California's $68 billion bullet train is supposed to travel from San Francisco to Los Angeles in less than two hours and 40 minutes.
That speed - an average of more than 140 mph, including stops - is a legal requirement, written into the state voter initiative that gave the project the go-ahead in 2008...
But according to a lawsuit filed by project opponents, the state High-Speed Rail Authority has not done any studies or written reports to verify that the trains actually will go fast enough to follow the law. The suit, filed by the County of Kings Board of Supervisors, quotes a May 31 email from a project official as saying that "no document exists" to verify that the train can meet its travel time deadline...

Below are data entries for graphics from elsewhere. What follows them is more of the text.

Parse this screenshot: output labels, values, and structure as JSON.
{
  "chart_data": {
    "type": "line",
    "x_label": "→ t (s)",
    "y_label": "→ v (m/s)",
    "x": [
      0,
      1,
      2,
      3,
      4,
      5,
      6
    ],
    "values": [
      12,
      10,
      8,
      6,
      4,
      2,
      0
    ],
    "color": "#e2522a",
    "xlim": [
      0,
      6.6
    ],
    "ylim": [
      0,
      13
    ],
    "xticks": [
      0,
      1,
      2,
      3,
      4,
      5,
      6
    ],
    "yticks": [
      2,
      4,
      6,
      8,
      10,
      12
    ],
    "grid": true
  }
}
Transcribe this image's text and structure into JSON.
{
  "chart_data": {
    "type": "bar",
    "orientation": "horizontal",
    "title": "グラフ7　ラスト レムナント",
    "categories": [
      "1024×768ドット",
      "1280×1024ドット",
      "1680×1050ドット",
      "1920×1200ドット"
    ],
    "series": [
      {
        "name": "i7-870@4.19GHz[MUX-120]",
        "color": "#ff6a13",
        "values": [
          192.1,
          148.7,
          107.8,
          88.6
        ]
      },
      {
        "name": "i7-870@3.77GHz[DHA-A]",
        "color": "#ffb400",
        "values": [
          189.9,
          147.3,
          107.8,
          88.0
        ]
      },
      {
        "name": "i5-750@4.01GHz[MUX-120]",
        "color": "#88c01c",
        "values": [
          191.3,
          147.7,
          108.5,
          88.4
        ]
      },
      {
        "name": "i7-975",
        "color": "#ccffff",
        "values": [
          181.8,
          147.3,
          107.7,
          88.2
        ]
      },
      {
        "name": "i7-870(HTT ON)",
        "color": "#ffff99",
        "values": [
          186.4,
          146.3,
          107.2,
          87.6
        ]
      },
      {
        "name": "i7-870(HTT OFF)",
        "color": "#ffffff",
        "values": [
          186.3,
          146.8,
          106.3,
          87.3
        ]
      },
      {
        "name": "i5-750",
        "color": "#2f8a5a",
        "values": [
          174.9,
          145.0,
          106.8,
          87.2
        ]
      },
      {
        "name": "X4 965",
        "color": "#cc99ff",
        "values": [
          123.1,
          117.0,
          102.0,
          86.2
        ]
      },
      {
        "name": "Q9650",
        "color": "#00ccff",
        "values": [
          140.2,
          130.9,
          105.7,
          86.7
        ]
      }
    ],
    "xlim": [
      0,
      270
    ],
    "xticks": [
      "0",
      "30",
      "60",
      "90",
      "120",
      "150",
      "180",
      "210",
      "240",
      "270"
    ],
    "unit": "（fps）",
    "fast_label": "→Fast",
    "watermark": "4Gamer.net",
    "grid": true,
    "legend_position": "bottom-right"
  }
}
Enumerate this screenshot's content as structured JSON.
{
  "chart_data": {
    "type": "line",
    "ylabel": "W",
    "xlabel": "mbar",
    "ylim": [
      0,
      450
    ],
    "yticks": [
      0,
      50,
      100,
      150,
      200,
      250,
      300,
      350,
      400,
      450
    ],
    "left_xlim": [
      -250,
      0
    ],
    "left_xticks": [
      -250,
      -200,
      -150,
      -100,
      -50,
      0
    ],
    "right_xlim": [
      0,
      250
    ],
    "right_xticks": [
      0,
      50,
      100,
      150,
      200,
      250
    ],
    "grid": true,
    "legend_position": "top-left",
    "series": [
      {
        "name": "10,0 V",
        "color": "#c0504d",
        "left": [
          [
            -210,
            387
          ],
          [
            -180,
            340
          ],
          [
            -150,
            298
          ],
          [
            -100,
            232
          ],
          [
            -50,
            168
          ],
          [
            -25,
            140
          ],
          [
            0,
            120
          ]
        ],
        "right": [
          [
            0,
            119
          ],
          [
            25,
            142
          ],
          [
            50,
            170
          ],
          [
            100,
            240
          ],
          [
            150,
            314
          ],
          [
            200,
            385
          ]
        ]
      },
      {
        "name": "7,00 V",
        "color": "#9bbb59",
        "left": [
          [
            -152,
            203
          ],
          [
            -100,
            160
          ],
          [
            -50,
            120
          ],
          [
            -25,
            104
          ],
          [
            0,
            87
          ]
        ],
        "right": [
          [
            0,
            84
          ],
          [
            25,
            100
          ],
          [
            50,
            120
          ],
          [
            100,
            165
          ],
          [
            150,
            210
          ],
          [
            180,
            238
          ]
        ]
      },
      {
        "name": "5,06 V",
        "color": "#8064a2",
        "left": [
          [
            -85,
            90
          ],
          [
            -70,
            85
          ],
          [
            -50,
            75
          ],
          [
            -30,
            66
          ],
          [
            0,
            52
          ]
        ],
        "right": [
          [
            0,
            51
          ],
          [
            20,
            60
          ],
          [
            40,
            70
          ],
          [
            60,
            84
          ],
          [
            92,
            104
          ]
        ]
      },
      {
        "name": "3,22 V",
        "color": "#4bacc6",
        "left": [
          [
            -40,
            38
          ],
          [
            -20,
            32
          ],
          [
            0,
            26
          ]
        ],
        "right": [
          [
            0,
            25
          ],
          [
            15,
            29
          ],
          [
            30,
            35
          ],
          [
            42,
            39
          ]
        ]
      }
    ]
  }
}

Some rail experts, including advocates of the California project, questioned how bullet train speeds could be maintained.
"All over the state ... they're going to use commuter trains, Caltrain, light rail in Stockton," [Kings County lawyer Michael] Brady said. "You're not going to be able to get from Los Angeles to San Francisco in six hours."
That would violate state law. But if the train is too slow, the project is doomed anyway, many experts say, because most passengers will buy a plane ticket instead.
By way of comparison, a flight between Los Angeles and San Francisco generally takes just under an hour. So if Mr. Brady's numbers are right, California's great leap forward in the transportation sector will take six times as long as commercial air travel.
It's no wonder that California voters are now publicly recanting their support of high-speed rail. Only central planning could make convenience so inconvenient.